The environments are split into set or sequence tasks. Ordering matters in sequence tasks (e.g. the order of the button presses in simon matters), and does not matter in set tasks (e.g. the "count" in blackjack does not change if you swap ot-1 and ot-k).
- Memory/Concentration (partially implemented)
- Blackjack
- Baccarat (not implemented yet)
- Higher/Lower
- Battleship (not implemented yet)
- Multiarmed Bandit
- Minesweeper (not implemented yet)
- Repeat Previous
- Repeat First
- Repeat Backwards
- Stateless Cartpole
- Stateless Pendulum
- Treasure Hunt (not implemented yet)
- Bipedal Walker
- Labyrinth Escape (not implemented yet)
- Labyrinth Explore (not implemented yet)
Steps to follow:
- Fork this repo in github
- Clone your fork to your machine
- Move your environment into the forked repo
- Install precommit in the fork (see below)
- Write a unittest in
tests/
, see other tests for examples - Add your environment to
ALL_ENVS
inpogym/__init__.py
- Make sure you don't break any tests by running
pytest tests/
- Git commit and push to your fork
- Open a pull request on github
# Step 4. Install pre-commit in the fork
pip install pre-commit
git clone https://github.com/smorad/pogym
cd pogym
pre-commit install
Casino blackjack, but unlike other environments the game is not over after the hand is dealt. The game continues until the deck(s) of cards are exhausted. The agent should learn to maintain a "count" of the cards it has seen. Using memory, it can infer what cards remain in the deck, and adjust the bet accordingly to maximize return.

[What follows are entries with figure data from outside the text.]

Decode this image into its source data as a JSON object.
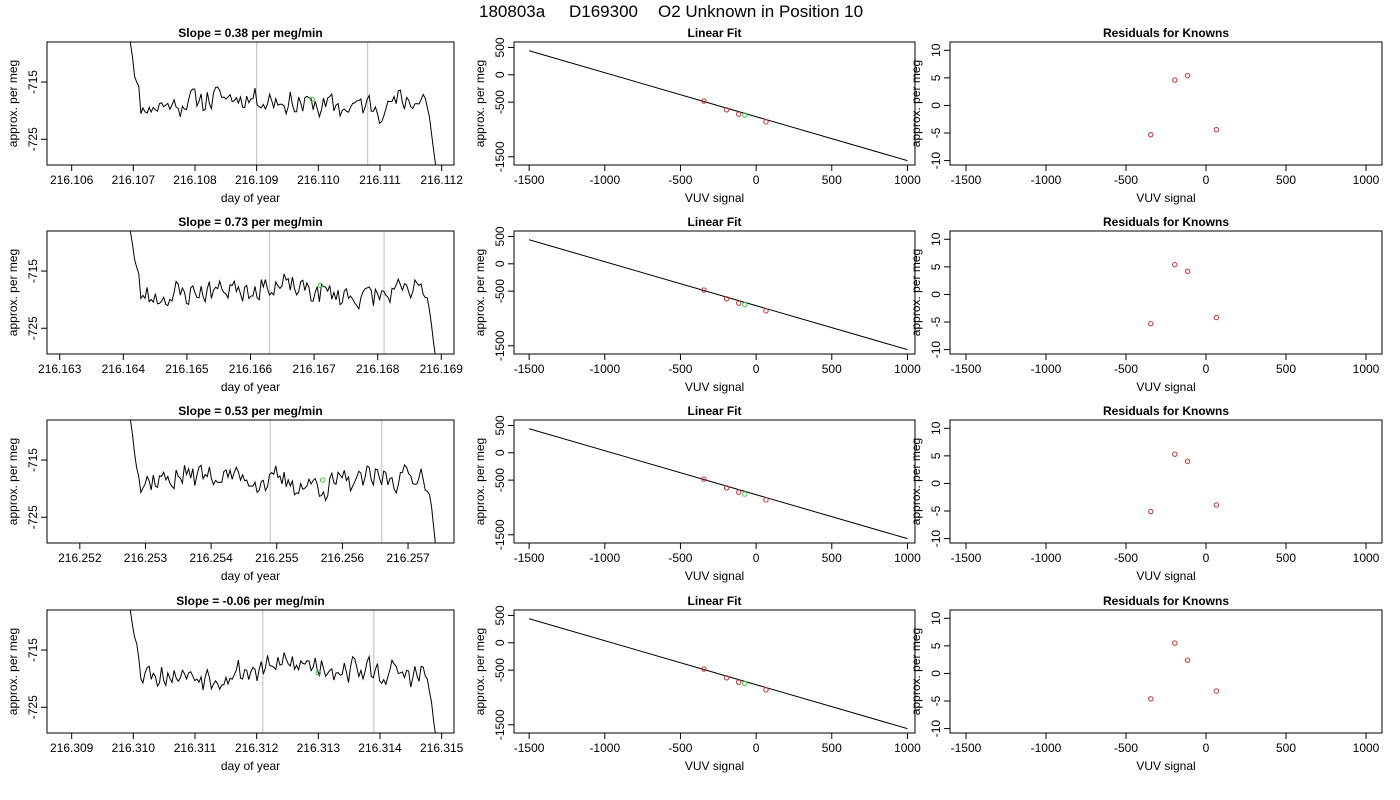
{
  "title": {
    "run": "180803a",
    "tank": "D169300",
    "desc": "O2 Unknown in Position  10"
  },
  "colors": {
    "known": "#d32f2f",
    "unknown": "#2ecc40",
    "marker": "#bdbdbd",
    "line": "#000000"
  },
  "chart_data": [
    {
      "type": "line",
      "row": 0,
      "title": "Slope =  0.38  per meg/min",
      "xlabel": "day of year",
      "ylabel": "approx. per meg",
      "xlim": [
        216.1056,
        216.1122
      ],
      "ylim": [
        -729.5,
        -708.0
      ],
      "xticks": [
        "216.106",
        "216.107",
        "216.108",
        "216.109",
        "216.110",
        "216.111",
        "216.112"
      ],
      "yticks": [
        "-715",
        "-725"
      ],
      "vlines": [
        216.109,
        216.1108
      ],
      "unknown_point": [
        216.1099,
        -718.0
      ],
      "seed": 11
    },
    {
      "type": "scatter",
      "row": 0,
      "title": "Linear Fit",
      "xlabel": "VUV signal",
      "ylabel": "approx. per meg",
      "xlim": [
        -1600,
        1050
      ],
      "ylim": [
        -1650,
        600
      ],
      "xticks": [
        "-1500",
        "-1000",
        "-500",
        "0",
        "500",
        "1000"
      ],
      "yticks": [
        "500",
        "0",
        "-500",
        "-1500"
      ],
      "line": {
        "x": [
          -1500,
          1000
        ],
        "y": [
          440,
          -1570
        ]
      },
      "knowns": {
        "x": [
          -345,
          -195,
          -115,
          65
        ],
        "y": [
          -480,
          -640,
          -720,
          -860
        ]
      },
      "unknown_point": [
        -75,
        -738
      ]
    },
    {
      "type": "scatter",
      "row": 0,
      "title": "Residuals for Knowns",
      "xlabel": "VUV signal",
      "ylabel": "approx. per meg",
      "xlim": [
        -1600,
        1100
      ],
      "ylim": [
        -10.8,
        11.5
      ],
      "xticks": [
        "-1500",
        "-1000",
        "-500",
        "0",
        "500",
        "1000"
      ],
      "yticks": [
        "10",
        "5",
        "0",
        "-5",
        "-10"
      ],
      "x": [
        -345,
        -195,
        -115,
        65
      ],
      "y": [
        -5.3,
        4.6,
        5.4,
        -4.4
      ]
    },
    {
      "type": "line",
      "row": 1,
      "title": "Slope =  0.73  per meg/min",
      "xlabel": "day of year",
      "ylabel": "approx. per meg",
      "xlim": [
        216.1628,
        216.1692
      ],
      "ylim": [
        -729.5,
        -708.0
      ],
      "xticks": [
        "216.163",
        "216.164",
        "216.165",
        "216.166",
        "216.167",
        "216.168",
        "216.169"
      ],
      "yticks": [
        "-715",
        "-725"
      ],
      "vlines": [
        216.1663,
        216.1681
      ],
      "unknown_point": [
        216.1671,
        -717.5
      ],
      "seed": 23
    },
    {
      "type": "scatter",
      "row": 1,
      "title": "Linear Fit",
      "xlabel": "VUV signal",
      "ylabel": "approx. per meg",
      "xlim": [
        -1600,
        1050
      ],
      "ylim": [
        -1650,
        600
      ],
      "xticks": [
        "-1500",
        "-1000",
        "-500",
        "0",
        "500",
        "1000"
      ],
      "yticks": [
        "500",
        "0",
        "-500",
        "-1500"
      ],
      "line": {
        "x": [
          -1500,
          1000
        ],
        "y": [
          440,
          -1570
        ]
      },
      "knowns": {
        "x": [
          -345,
          -195,
          -115,
          65
        ],
        "y": [
          -480,
          -640,
          -720,
          -860
        ]
      },
      "unknown_point": [
        -75,
        -748
      ]
    },
    {
      "type": "scatter",
      "row": 1,
      "title": "Residuals for Knowns",
      "xlabel": "VUV signal",
      "ylabel": "approx. per meg",
      "xlim": [
        -1600,
        1100
      ],
      "ylim": [
        -10.8,
        11.5
      ],
      "xticks": [
        "-1500",
        "-1000",
        "-500",
        "0",
        "500",
        "1000"
      ],
      "yticks": [
        "10",
        "5",
        "0",
        "-5",
        "-10"
      ],
      "x": [
        -345,
        -195,
        -115,
        65
      ],
      "y": [
        -5.3,
        5.4,
        4.2,
        -4.2
      ]
    },
    {
      "type": "line",
      "row": 2,
      "title": "Slope =  0.53  per meg/min",
      "xlabel": "day of year",
      "ylabel": "approx. per meg",
      "xlim": [
        216.2515,
        216.2577
      ],
      "ylim": [
        -729.5,
        -708.0
      ],
      "xticks": [
        "216.252",
        "216.253",
        "216.254",
        "216.255",
        "216.256",
        "216.257"
      ],
      "yticks": [
        "-715",
        "-725"
      ],
      "vlines": [
        216.2549,
        216.2566
      ],
      "unknown_point": [
        216.2557,
        -718.5
      ],
      "seed": 37
    },
    {
      "type": "scatter",
      "row": 2,
      "title": "Linear Fit",
      "xlabel": "VUV signal",
      "ylabel": "approx. per meg",
      "xlim": [
        -1600,
        1050
      ],
      "ylim": [
        -1650,
        600
      ],
      "xticks": [
        "-1500",
        "-1000",
        "-500",
        "0",
        "500",
        "1000"
      ],
      "yticks": [
        "500",
        "0",
        "-500",
        "-1500"
      ],
      "line": {
        "x": [
          -1500,
          1000
        ],
        "y": [
          440,
          -1570
        ]
      },
      "knowns": {
        "x": [
          -345,
          -195,
          -115,
          65
        ],
        "y": [
          -480,
          -640,
          -720,
          -860
        ]
      },
      "unknown_point": [
        -75,
        -755
      ]
    },
    {
      "type": "scatter",
      "row": 2,
      "title": "Residuals for Knowns",
      "xlabel": "VUV signal",
      "ylabel": "approx. per meg",
      "xlim": [
        -1600,
        1100
      ],
      "ylim": [
        -10.8,
        11.5
      ],
      "xticks": [
        "-1500",
        "-1000",
        "-500",
        "0",
        "500",
        "1000"
      ],
      "yticks": [
        "10",
        "5",
        "0",
        "-5",
        "-10"
      ],
      "x": [
        -345,
        -195,
        -115,
        65
      ],
      "y": [
        -5.1,
        5.3,
        4.0,
        -3.9
      ]
    },
    {
      "type": "line",
      "row": 3,
      "title": "Slope =  -0.06  per meg/min",
      "xlabel": "day of year",
      "ylabel": "approx. per meg",
      "xlim": [
        216.3086,
        216.3152
      ],
      "ylim": [
        -729.5,
        -708.0
      ],
      "xticks": [
        "216.309",
        "216.310",
        "216.311",
        "216.312",
        "216.313",
        "216.314",
        "216.315"
      ],
      "yticks": [
        "-715",
        "-725"
      ],
      "vlines": [
        216.3121,
        216.3139
      ],
      "unknown_point": [
        216.313,
        -719.0
      ],
      "seed": 53
    },
    {
      "type": "scatter",
      "row": 3,
      "title": "Linear Fit",
      "xlabel": "VUV signal",
      "ylabel": "approx. per meg",
      "xlim": [
        -1600,
        1050
      ],
      "ylim": [
        -1650,
        600
      ],
      "xticks": [
        "-1500",
        "-1000",
        "-500",
        "0",
        "500",
        "1000"
      ],
      "yticks": [
        "500",
        "0",
        "-500",
        "-1500"
      ],
      "line": {
        "x": [
          -1500,
          1000
        ],
        "y": [
          440,
          -1570
        ]
      },
      "knowns": {
        "x": [
          -345,
          -195,
          -115,
          65
        ],
        "y": [
          -480,
          -640,
          -720,
          -860
        ]
      },
      "unknown_point": [
        -75,
        -745
      ]
    },
    {
      "type": "scatter",
      "row": 3,
      "title": "Residuals for Knowns",
      "xlabel": "VUV signal",
      "ylabel": "approx. per meg",
      "xlim": [
        -1600,
        1100
      ],
      "ylim": [
        -10.8,
        11.5
      ],
      "xticks": [
        "-1500",
        "-1000",
        "-500",
        "0",
        "500",
        "1000"
      ],
      "yticks": [
        "10",
        "5",
        "0",
        "-5",
        "-10"
      ],
      "x": [
        -345,
        -195,
        -115,
        65
      ],
      "y": [
        -4.6,
        5.5,
        2.4,
        -3.2
      ]
    }
  ]
}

Identical rules to casino baccarat, with betting. The agent should use memory to count cards and increase bets when it is more likely to win.
Guess whether the next card drawn from the deck is higher or lower than the previously drawn card. The agent should keep a count like blackjack and baccarat and modify bets, but this game is significantly simpler than either baccarat or blackjack.
One-player battleship. Select a gridsquare to launch an attack, and receive confirmation whether you hit the target. The agent should use memory to remember which gridsquares were hits and which were misses, completing an episode sooner.
Over an episode, solve a multiarmed bandit problem by maximizing the expected reward. The agent should use memory to keep a running mean and variance of bandits.
Classic minesweeper, but with reduced vision range. The agent only has vision of the surroundings near its last sweep. The agent must use memory to remember where the bombs are
Output the t-kth observation for a reward
Output the zeroth observation for a reward
The agent will receive k observations then must repeat them in reverse order.
Classic cartpole, except the velocity and angular velocity magnitudes are hidden. The agent must use memory to compute rates of change.
Classic pendulum, but the velocity and angular velocity are hidden from the agent. The agent must use memory to compute rates of change.
The agent is placed in an open square and must search for a treasure. With memory, the agent can remember where it has been and complete the episode faster.
Classic bipedal walker with procedurally-generated levels, but with a single LiDAR ray cast from the head. The agent must move the head and combine single rays over time into a representation of the environment to avoid obstacles.
Escape randomly-generated labyrinths. The agent must remember wrong turns it has taken to find the exit.
Explore as much of the labyrinth as possible in the time given. The agent must remember where it has been to maximize reward.